Misner: White elephant or community asset?
Glencoe 12/13/12 Central School principal Dr. Ryan Mollet sits inside of Misner Auditorium, a 912-seat theater that predates the school. | Michelle LaVigne ~ Sun-Times Media
The District 35 School Board recently approved the preparation of bid documents for a geothermal heating project at Central School, but it’s unclear whether they will pay for the inclusion of the Misner Auditorium.
For more on the story turn to page 33.
Updated: February 12, 2013 2:21PM
GLENCOE — Whither Misner Auditorium?
The venerable, 912-seat theater, built through Jazz Age public donations, was intended as a community venue for meetings and entertainment.
Those days seem long gone.
As the Glencoe School District 35 Board struggles over whether to include the building, attached to Central School, in a plan for updated heating and cooling, others want it returned to its status as a community focal point.
They include Glencoe Trustee Larry Levin, just slated by the Glencoe Caucus as its village president candidate, who said Dec. 13 that the school district was entrusted with the auditorium’s care after receiving it as a gift almost 85 years ago.
“Once I am president, I expect to initiate discussions with the School Board about how best to facilitate the maintenance of Misner as a village asset,” he said.
He said the district should consider starting with the $300,000 estimated to include Misner in the planned $4.8 million geothermal heating and cooling system.
“If you’re about to do geothermal, about to make major changes, and you can do so (for Misner) at a nominal cost, you should,” Levin said. “What remains is lighting, seating, structural, to work on all those things going forward.”
The auditorium seemed far from a School Board priority Dec. 10, when members put off a decision to include Misner in the low-cost energy project, which would bring centralized air-conditioning to the school for the first time. Some board members questioned whether it was even worth it to drill enough geothermal-exchange holes in the school’s back yard to accommodate adding the auditorium at a future date.
The hesitation prompted an audience comment from Laurie Morse, a member of the village Sustainability Working Group.
“If it’s left out of this proposal, I would expect there to be a proposal for a demolition permit 10 years from now,” she said of Misner.
She added later, “If it continues to decline in use, continues to fall to the bottom of the building priority list, like any other facility, if neglected, it will no longer be safe to use.”
The 1928 auditorium appears attractive and relatively comfortable.
“About half the seats wobble,” District Business Manager Jason Edelheit said Dec. 11.
“Wherever you sit, you’ve got about 50 percent chance of wobbling from one side to the other when you shift your weight.”
He also noted that the stage lighting system is fixed and outmoded.
He said the district received an estimate of $3 million in 2009 to completely refurbish the auditorium, including modernization of stage lighting, but the district didn’t budget it because it wasn’t an educational priority.
“We use it very little academically,” he said. “They use it for the play (the annual Glencoe Junior High Project production) and about three assemblies a year.”

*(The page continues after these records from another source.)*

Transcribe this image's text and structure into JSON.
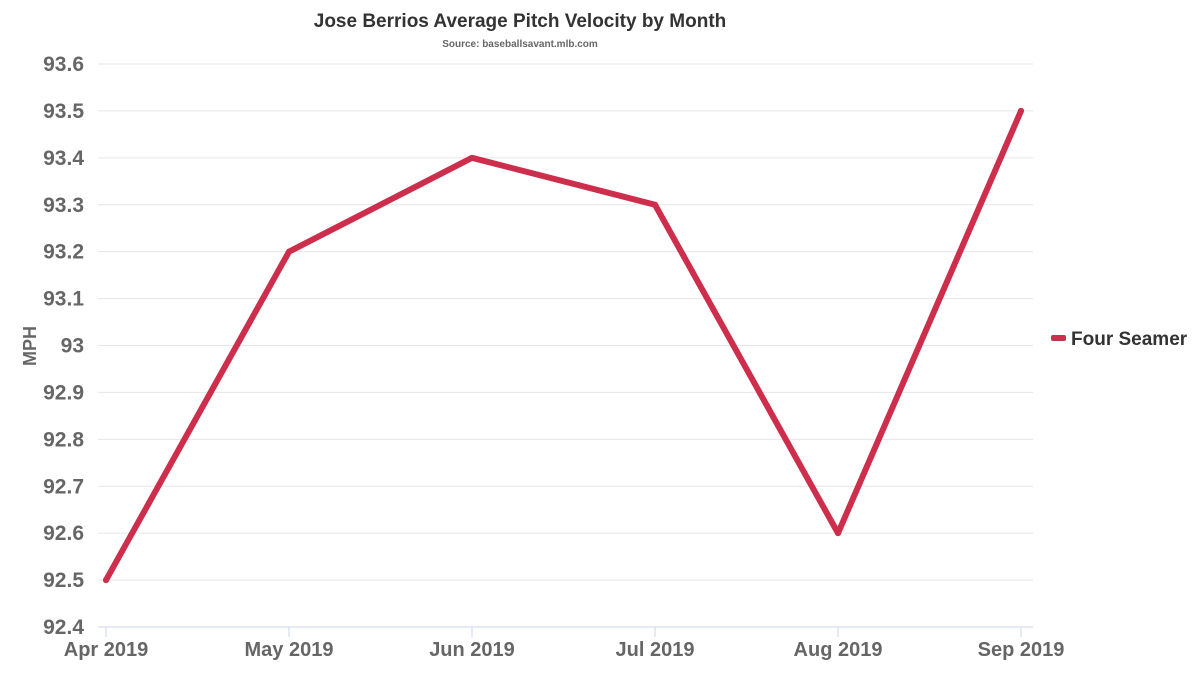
{
  "chart_data": {
    "type": "line",
    "title": "Jose Berrios Average Pitch Velocity by Month",
    "subtitle": "Source: baseballsavant.mlb.com",
    "xlabel": "",
    "ylabel": "MPH",
    "categories": [
      "Apr 2019",
      "May 2019",
      "Jun 2019",
      "Jul 2019",
      "Aug 2019",
      "Sep 2019"
    ],
    "series": [
      {
        "name": "Four Seamer",
        "color": "#cc2e4c",
        "values": [
          92.5,
          93.2,
          93.4,
          93.3,
          92.6,
          93.5
        ]
      }
    ],
    "ylim": [
      92.4,
      93.6
    ],
    "yticks": [
      "92.4",
      "92.5",
      "92.6",
      "92.7",
      "92.8",
      "92.9",
      "93",
      "93.1",
      "93.2",
      "93.3",
      "93.4",
      "93.5",
      "93.6"
    ],
    "ytick_values": [
      92.4,
      92.5,
      92.6,
      92.7,
      92.8,
      92.9,
      93.0,
      93.1,
      93.2,
      93.3,
      93.4,
      93.5,
      93.6
    ],
    "grid": true,
    "legend_position": "right"
  }
}
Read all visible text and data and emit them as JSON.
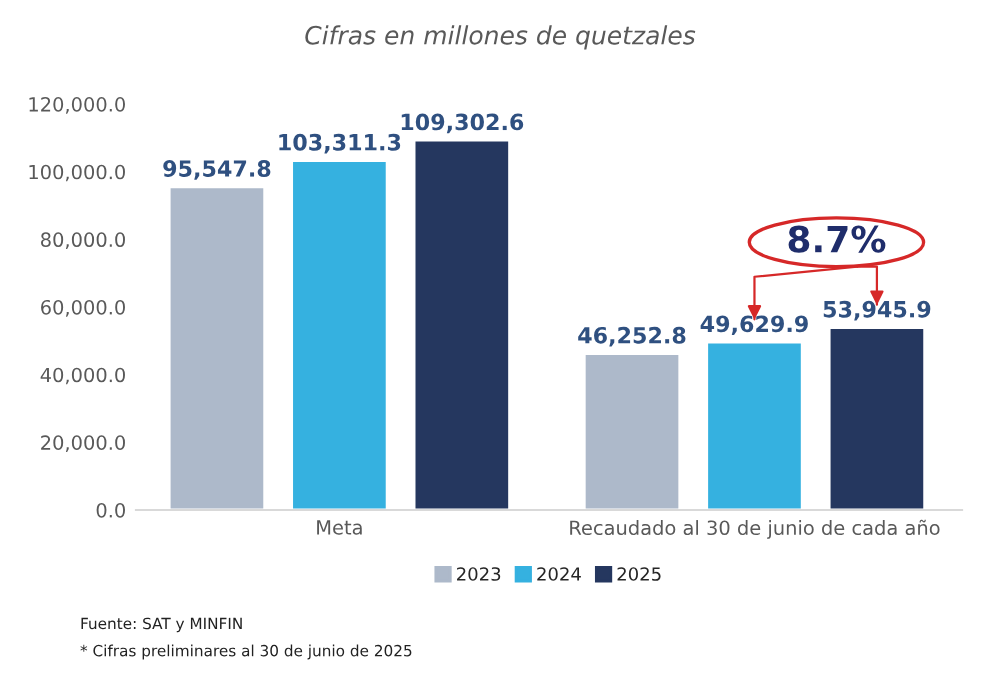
{
  "chart_data": {
    "type": "bar",
    "title": "Cifras en millones de quetzales",
    "categories": [
      "Meta",
      "Recaudado al 30 de junio de cada año"
    ],
    "series": [
      {
        "name": "2023",
        "color": "#adb9ca",
        "values": [
          95547.8,
          46252.8
        ],
        "value_labels": [
          "95,547.8",
          "46,252.8"
        ]
      },
      {
        "name": "2024",
        "color": "#35b1e0",
        "values": [
          103311.3,
          49629.9
        ],
        "value_labels": [
          "103,311.3",
          "49,629.9"
        ]
      },
      {
        "name": "2025",
        "color": "#25375f",
        "values": [
          109302.6,
          53945.9
        ],
        "value_labels": [
          "109,302.6",
          "53,945.9"
        ]
      }
    ],
    "ylim": [
      0,
      120000
    ],
    "yticks": [
      {
        "value": 0,
        "label": "0.0"
      },
      {
        "value": 20000,
        "label": "20,000.0"
      },
      {
        "value": 40000,
        "label": "40,000.0"
      },
      {
        "value": 60000,
        "label": "60,000.0"
      },
      {
        "value": 80000,
        "label": "80,000.0"
      },
      {
        "value": 100000,
        "label": "100,000.0"
      },
      {
        "value": 120000,
        "label": "120,000.0"
      }
    ],
    "grid": false,
    "legend": "bottom",
    "annotations": [
      "8.7%",
      "Fuente: SAT y MINFIN",
      "* Cifras preliminares al 30 de junio de 2025"
    ]
  }
}
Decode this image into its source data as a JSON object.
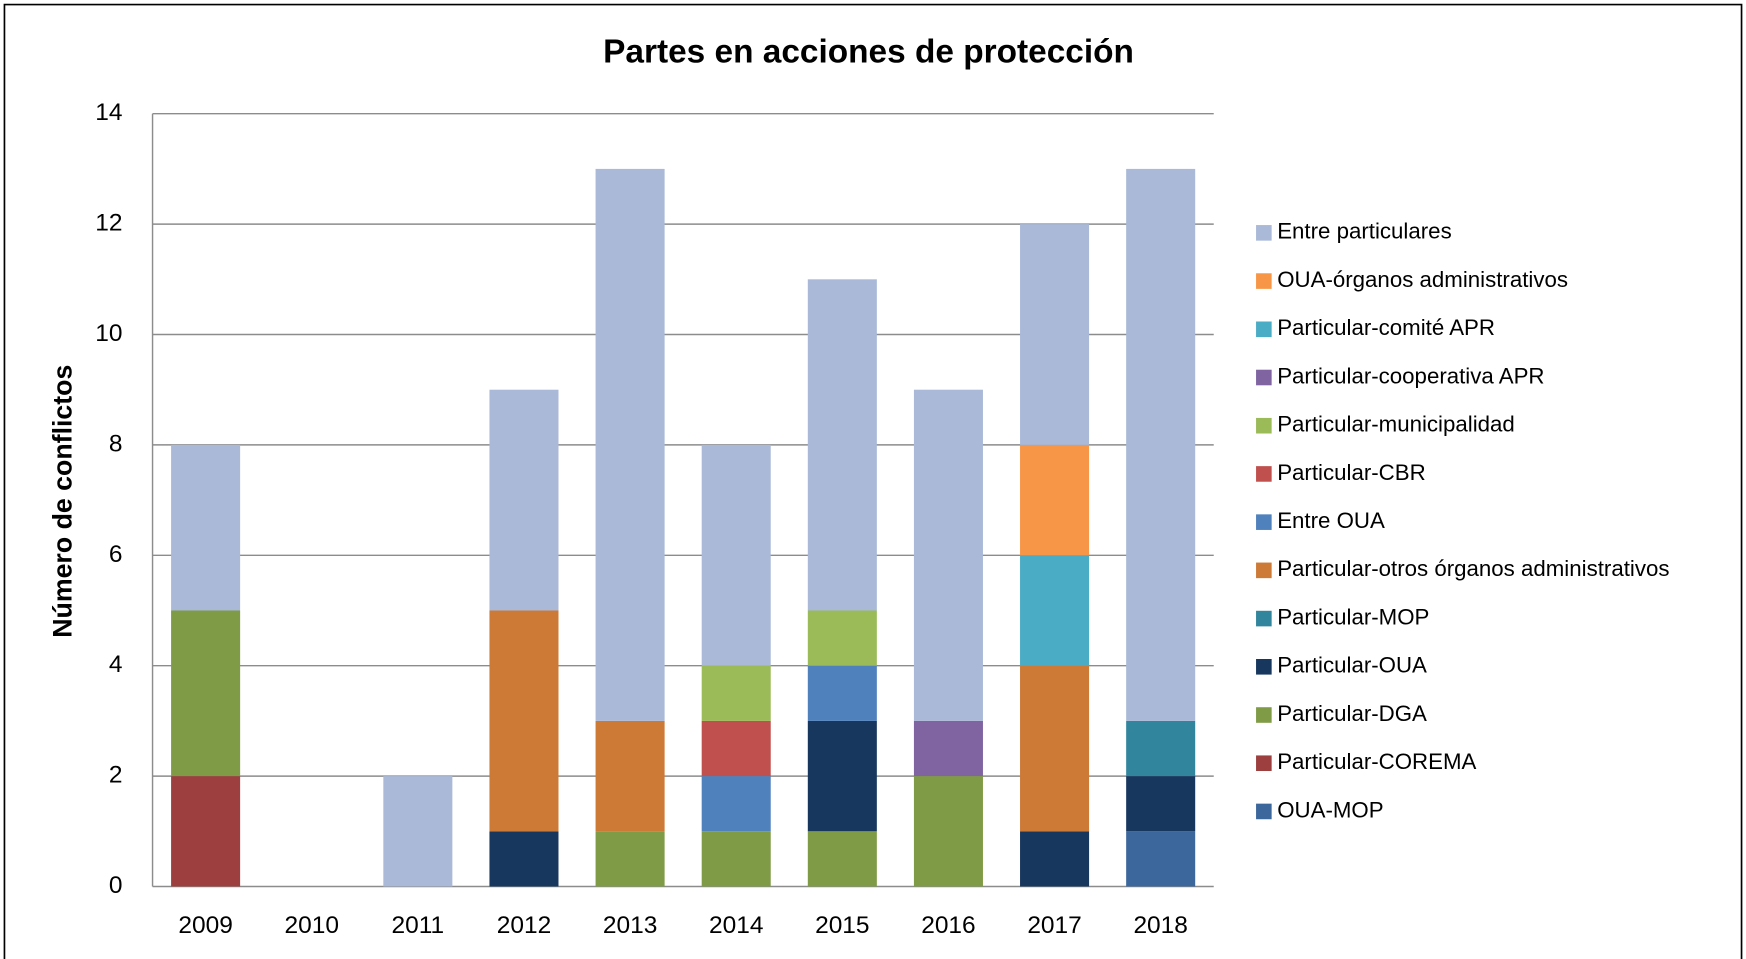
{
  "chart_data": {
    "type": "stacked_bar",
    "title": "Partes en acciones de protección",
    "y_label": "Número de conflictos",
    "categories": [
      "2009",
      "2010",
      "2011",
      "2012",
      "2013",
      "2014",
      "2015",
      "2016",
      "2017",
      "2018"
    ],
    "ylim": [
      0,
      14
    ],
    "yticks": [
      0,
      2,
      4,
      6,
      8,
      10,
      12,
      14
    ],
    "grid": true,
    "legend": "right",
    "series": [
      {
        "name": "OUA-MOP",
        "color": "#3c679c",
        "values": [
          0,
          0,
          0,
          0,
          0,
          0,
          0,
          0,
          0,
          1
        ]
      },
      {
        "name": "Particular-COREMA",
        "color": "#9c3f3e",
        "values": [
          2,
          0,
          0,
          0,
          0,
          0,
          0,
          0,
          0,
          0
        ]
      },
      {
        "name": "Particular-DGA",
        "color": "#7f9b46",
        "values": [
          3,
          0,
          0,
          0,
          1,
          1,
          1,
          2,
          0,
          0
        ]
      },
      {
        "name": "Particular-OUA",
        "color": "#17375e",
        "values": [
          0,
          0,
          0,
          1,
          0,
          0,
          2,
          0,
          1,
          1
        ]
      },
      {
        "name": "Particular-MOP",
        "color": "#31859c",
        "values": [
          0,
          0,
          0,
          0,
          0,
          0,
          0,
          0,
          0,
          1
        ]
      },
      {
        "name": "Particular-otros órganos administrativos",
        "color": "#cd7a36",
        "values": [
          0,
          0,
          0,
          4,
          2,
          0,
          0,
          0,
          3,
          0
        ]
      },
      {
        "name": "Entre OUA",
        "color": "#4f81bd",
        "values": [
          0,
          0,
          0,
          0,
          0,
          1,
          1,
          0,
          0,
          0
        ]
      },
      {
        "name": "Particular-CBR",
        "color": "#c0504d",
        "values": [
          0,
          0,
          0,
          0,
          0,
          1,
          0,
          0,
          0,
          0
        ]
      },
      {
        "name": "Particular-municipalidad",
        "color": "#9bbb59",
        "values": [
          0,
          0,
          0,
          0,
          0,
          1,
          1,
          0,
          0,
          0
        ]
      },
      {
        "name": "Particular-cooperativa APR",
        "color": "#8064a2",
        "values": [
          0,
          0,
          0,
          0,
          0,
          0,
          0,
          1,
          0,
          0
        ]
      },
      {
        "name": "Particular-comité APR",
        "color": "#4bacc6",
        "values": [
          0,
          0,
          0,
          0,
          0,
          0,
          0,
          0,
          2,
          0
        ]
      },
      {
        "name": "OUA-órganos administrativos",
        "color": "#f79646",
        "values": [
          0,
          0,
          0,
          0,
          0,
          0,
          0,
          0,
          2,
          0
        ]
      },
      {
        "name": "Entre particulares",
        "color": "#aab9d8",
        "values": [
          3,
          0,
          2,
          4,
          10,
          4,
          6,
          6,
          4,
          10
        ]
      }
    ]
  }
}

It’s actually used a few more times a year than that, mainly for concerts, Central Principal Ryan Mollet said.
“Misner is an amazing facility, a terrific space, that allows us to bring our students together,” Mollet said Dec. 12.
Levin said that some consider the theater’s long-term maintenance outside the responsibility of the school district, because of its provenance.
“I agree that thought is out there, and that thought is incorrect,” he said.
“It was a gift to the school system, and part of the gift is the responsibility to maintain it.”
Misner was home, in recent years, to both the Highland Park Players and the Glencoe Actors Company, both told by school administrators to leave.
“We started out in Glencoe, and all of a sudden they decide, ‘No, we’d rather it sit empty,’” said Marlon Barden, founder of the Glencoe stage group, which changed its name to The Actors Company. “As the man said when he kicked us out, ‘This is not a theater. This is a school auditorium.’
“It was built originally as a theater for the community of Glencoe, and lo and behold, they attached it to the school.”
It’s not a typical grammar school auditorium. It’s closer to what one sees in a high school or in the public sector, with significant space backstage and a towering area behind the curtain in which to raise sets.
“It’s got nice wing space, and great fly space,” Barden said, adding that the only problem she had with the venue was the necessity to bring in expensive light and sound equipment for musicals.
The troupe used Misner between 1997 and 2008, paying $5,000 annually for four weeks, Barden said.
“It’s a beautiful facility,” she said. “If they really wanted to make money, they could rent it out for a whole lot more if they fixed it up.”
She noted that Writers Theatre, seeking funds to build a new building north of uptown, is unlikely to ever welcome community theater into its venue, since its top-quality productions demand use of the stage throughout the year.
“There are very few places that can hold this number of people,” Levin said of Misner. “It could be used for a variety of purposes. Many performing companies would like to use it, and many school or park district programs could use it.
“To do that effectively going forward, you need to maintain it.”
Even as it is, it’s in demand.
“If you could get them to let me in, I’d love to come back,” Barden said.